Sickness certificates are issued based on health-related reasons. However, medical explanations may not be the main reason for sickness absence during pregnancy. A study found that three out of four pregnant women on sickness absence rated their health as good or excellent.36 Moreover, comparison of sick-listed to not sick-listed pregnant women has not shown differences in either mode of delivery or birth weight.18 36 Thus, sickness absence may be a complex social phenomenon due to changes in attitudes towards the naturally occurring pregnancy discomforts as well as inexpedient coping strategies among pregnant women.19 20 37–39 Physicians might find it difficult to establish a medical diagnosis to support a sickness certificate and find themselves in a dilemma between being the woman’s confidante and preventing unnecessary sickness absence.4–6 Legislation and compensation rules vary across countries resulting in different rates of sickness absence.40 Thus, associations are found between higher social benefits and higher rates of sickness absence registered during pregnancy.36 37

Sickness absence during pregnancy has consequences for both the pregnant women and society. At the individual level, the consequences are loss of possibilities for a salary increase and promotions, and it may result in a contract not being renewed.41 Moreover, long-term sickness absence is a predictor for future sickness absence and for receiving disability pension 8 years after child birth.25 For workplaces and society, sickness absence results in considerable costs due to reduced productivity; pregnancy-related sickness absence constituted around 4000 full-time positions corresponding to an annual cost of Kr1.4 billion.14 Moreover, employers may become reluctant to employing women of childbearing age.21 41

A literature review exploring pregnancy at workplaces recommends an improvement of the workplace conditions, for example, social support and a proactive approach.33 In order to sustain the ability to work for pregnant women recommendations are made to support a healthy work environment by eliminating risks and hazards.42 43 Several current laws within the USA, Canada, the UK and the European Union (EU) are in force to delineate the rights of pregnant women.33 However, an initial search found only few interventions conducted in healthcare settings to reduce sickness absence; the studies were of low quality and results were inconclusive.44 45 The literature illustrates the potential for preventive initiatives in both healthcare settings and workplaces among pregnant women.

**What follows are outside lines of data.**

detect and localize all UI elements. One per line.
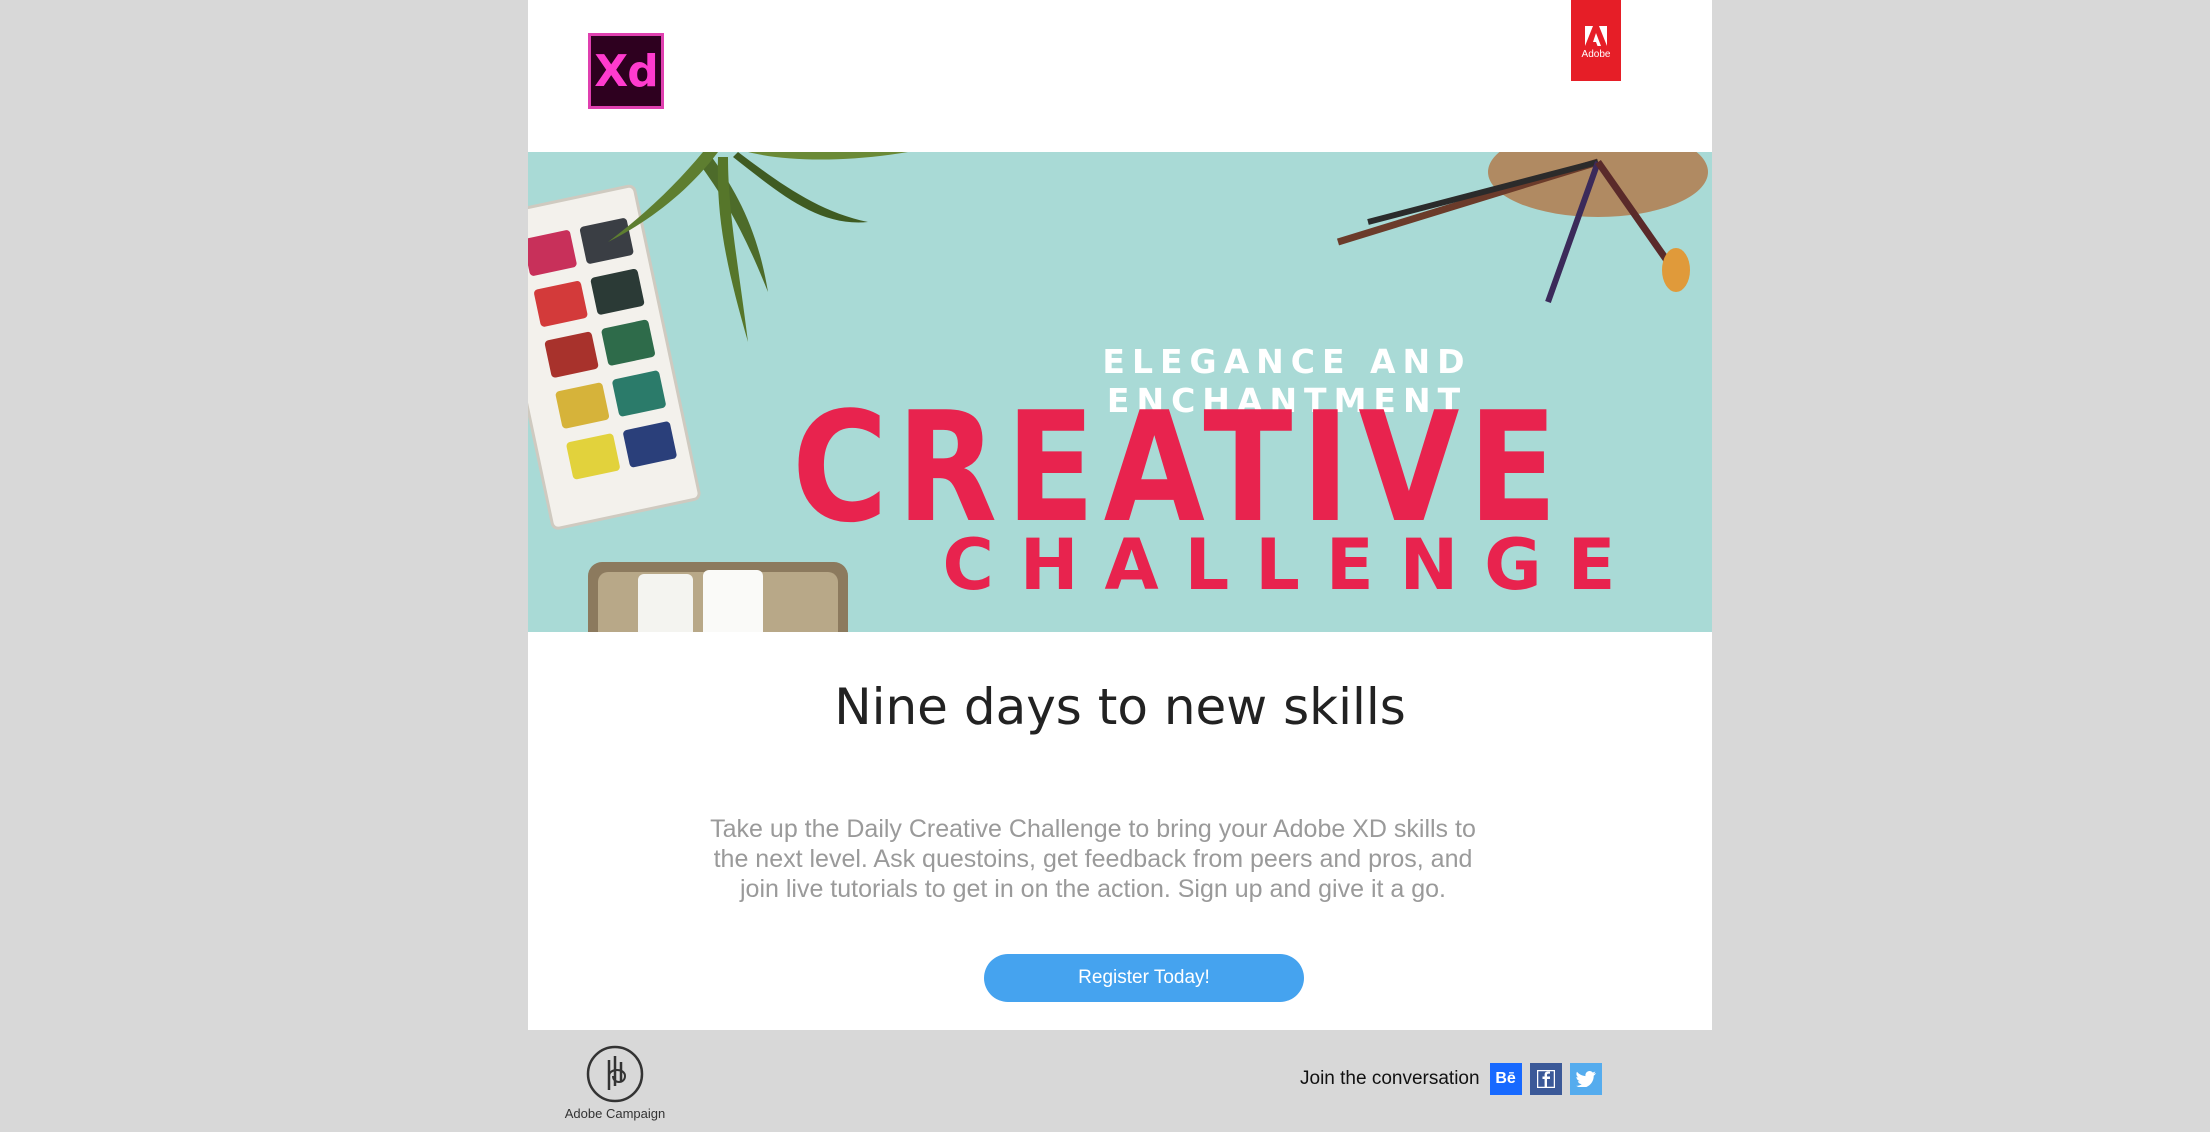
adobe-campaign-label: Adobe Campaign	[564, 1106, 666, 1121]
xd-logo-text: Xd	[594, 45, 658, 97]
behance-icon-text: Bē	[1495, 1070, 1516, 1087]
adobe-campaign-logo: Adobe Campaign	[560, 1044, 670, 1130]
join-conversation-label: Join the conversation	[1300, 1068, 1480, 1089]
register-button[interactable]: Register Today!	[984, 954, 1304, 1002]
twitter-icon[interactable]	[1569, 1063, 1602, 1095]
adobe-wordmark: Adobe	[1581, 49, 1611, 60]
hero-banner: ELEGANCE AND ENCHANTMENT CREATIVE CHALLE…	[528, 152, 1712, 632]
paint-brushes-image	[1336, 152, 1708, 304]
email-container: Xd Adobe ELEGANCE AND ENCHANTMENT CREATI…	[528, 0, 1712, 1030]
adobe-a-icon	[1585, 26, 1607, 46]
facebook-glyph	[1536, 1070, 1555, 1088]
social-links: Join the conversation Bē	[1300, 1063, 1602, 1095]
body-paragraph: Take up the Daily Creative Challenge to …	[710, 815, 1476, 903]
adobe-logo-tag: Adobe	[1571, 0, 1621, 81]
behance-icon[interactable]: Bē	[1489, 1063, 1522, 1095]
headline: Nine days to new skills	[834, 678, 1406, 736]
paint-tubes-image	[588, 562, 848, 632]
plant-leaves-image	[608, 152, 908, 342]
facebook-icon[interactable]	[1529, 1063, 1562, 1095]
hero-title: CREATIVE	[792, 379, 1566, 556]
hero-title-secondary: CHALLENGE	[942, 524, 1642, 606]
adobe-campaign-icon	[586, 1045, 644, 1103]
twitter-glyph	[1575, 1071, 1596, 1087]
adobe-xd-logo: Xd	[588, 33, 664, 109]
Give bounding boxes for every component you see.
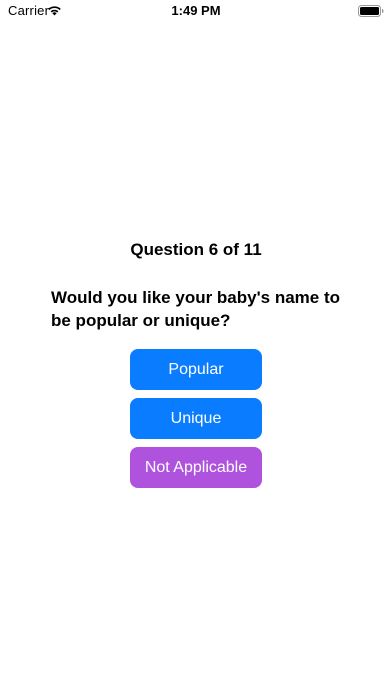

A search in the databases PROSPERO, PubMed, the Cochrane Library and the JBI Database of Systematic Reviews and Implementation Reports did not result in retrieving any systematic reviews or protocols on sickness absence among pregnant women. A Cochrane review was found on interventions preventing low back and pelvic pain, and whether treatments decreased the rate of sickness absence, but it focused on randomised controlled trials (RCTs) in prenatal care only.22

Thus, conducting this systematic review is an important contribution to the scientific literature in order to evaluate the effectiveness of interventions to reduce sickness absence in pregnant women in either healthcare settings or workplaces.

Results from this systematic review may contribute to developing an evidence-based intervention by integrating factors, processes and stakeholders relevant for preventive initiatives among pregnant women.

A total of nine studies were quality assessed and of these, four were excluded due to insufficient methodological quality. Five RCTs conducted in healthcare settings in Sweden and Norway were included. Due to heterogeneity, meta-analysis was not performed.

Two RCTs examined complementary and alternative medicine and three RCTs the effect of physical exercise. In general, the frequency of women on sickness absence was lower in the intervention groups than the control groups, however, only among pregnant women who participated in a 12-week exercise programme, the frequency was significantly lower (22% vs 30%, p=0.04).